Dans les années 30, la puissance et la supériorité de l’armée nippone s’affiche sur les vêtements d’intérieur.

06.10.2020

TexteClémence Leleu

Boy’s omiyamairi with battleship and military aircraft, © NORMAN BROSTERMAN

À la fin du XIXème siècle, à côté des kimono aux motifs traditionnels floraux ou animaliers, sont apparus les kimono dits de propagande. À l’heure où la société japonaise se modernise, les fabricants de textiles suivent la tendance. Leurs tissus arborent des motifs audacieux, d’inspiration Art déco ou Dadaïste et où les oiseaux et les fleurs de cerisier laissent place à des gratte-ciels, trains et avion. 

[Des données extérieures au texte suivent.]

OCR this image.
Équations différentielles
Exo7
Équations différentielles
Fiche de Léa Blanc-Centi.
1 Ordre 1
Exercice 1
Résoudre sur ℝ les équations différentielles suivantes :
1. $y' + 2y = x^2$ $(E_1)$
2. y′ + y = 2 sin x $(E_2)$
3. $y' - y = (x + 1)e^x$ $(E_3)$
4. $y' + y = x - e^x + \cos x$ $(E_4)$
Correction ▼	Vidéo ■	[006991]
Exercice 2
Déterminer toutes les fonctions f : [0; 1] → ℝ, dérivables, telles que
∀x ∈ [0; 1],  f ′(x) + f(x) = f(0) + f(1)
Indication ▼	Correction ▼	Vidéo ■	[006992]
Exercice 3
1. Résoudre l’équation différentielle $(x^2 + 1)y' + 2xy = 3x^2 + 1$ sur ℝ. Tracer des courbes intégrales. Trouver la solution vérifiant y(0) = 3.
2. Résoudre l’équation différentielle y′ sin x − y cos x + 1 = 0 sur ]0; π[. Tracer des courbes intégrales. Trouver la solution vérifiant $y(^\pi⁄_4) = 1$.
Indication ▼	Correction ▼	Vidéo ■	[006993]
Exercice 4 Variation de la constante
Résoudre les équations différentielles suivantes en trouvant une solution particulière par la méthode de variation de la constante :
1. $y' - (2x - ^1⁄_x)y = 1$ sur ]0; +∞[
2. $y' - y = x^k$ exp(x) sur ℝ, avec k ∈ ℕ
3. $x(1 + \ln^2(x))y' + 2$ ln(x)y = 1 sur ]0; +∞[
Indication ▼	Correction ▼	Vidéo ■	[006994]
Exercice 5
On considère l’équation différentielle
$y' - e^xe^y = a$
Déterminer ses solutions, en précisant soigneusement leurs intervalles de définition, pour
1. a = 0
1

La production de ces kimono prend un nouveau tournant dans les années 1930, alors que le Japon amorce un virage militaire. Les tissus sortant des ateliers promeuvent alors les ambitions politiques et militaires du pays en Asie du Sud-Est, en Chine ou en Mandchourie. Comme ce tissu sur lequel se dessine un mikasa, un navire appartenant à l’amiral Togo Heihachiro, héros de la guerre russo-japonaise (1904-1905) qui fut la première victoire nippone dans un conflit international. Ou cet autre où un cuirassé fend l’océan, escorté d’avions de combat. Sur certains kimono de propagande se mêlent thèmes nationalistes et références à la pop’ culture, où des bonhommes poupons, appelés gosho ningyo, sac sur le dos, brandissent le drapeau de l’armée impériale entourés de chars d’assaut. 

 

Des motifs que l’on gardait cachés

Mais la plupart de ces tissus arborant des images de propagandes étaient majoritairement destinés à la confection de vêtements d’intérieur, réservés à des fêtes privées ou alors portés sous une autre tenue, se soustrayant aux regards inconnus. Ces motifs militaires et nationalistes s’affichaient bien souvent sur les nagajuban, des pièces de coton à porter sous le kimono et sur les omiyamairi, les tenues portées par les jeunes enfants lors de leur première visite au temple shintoïste. 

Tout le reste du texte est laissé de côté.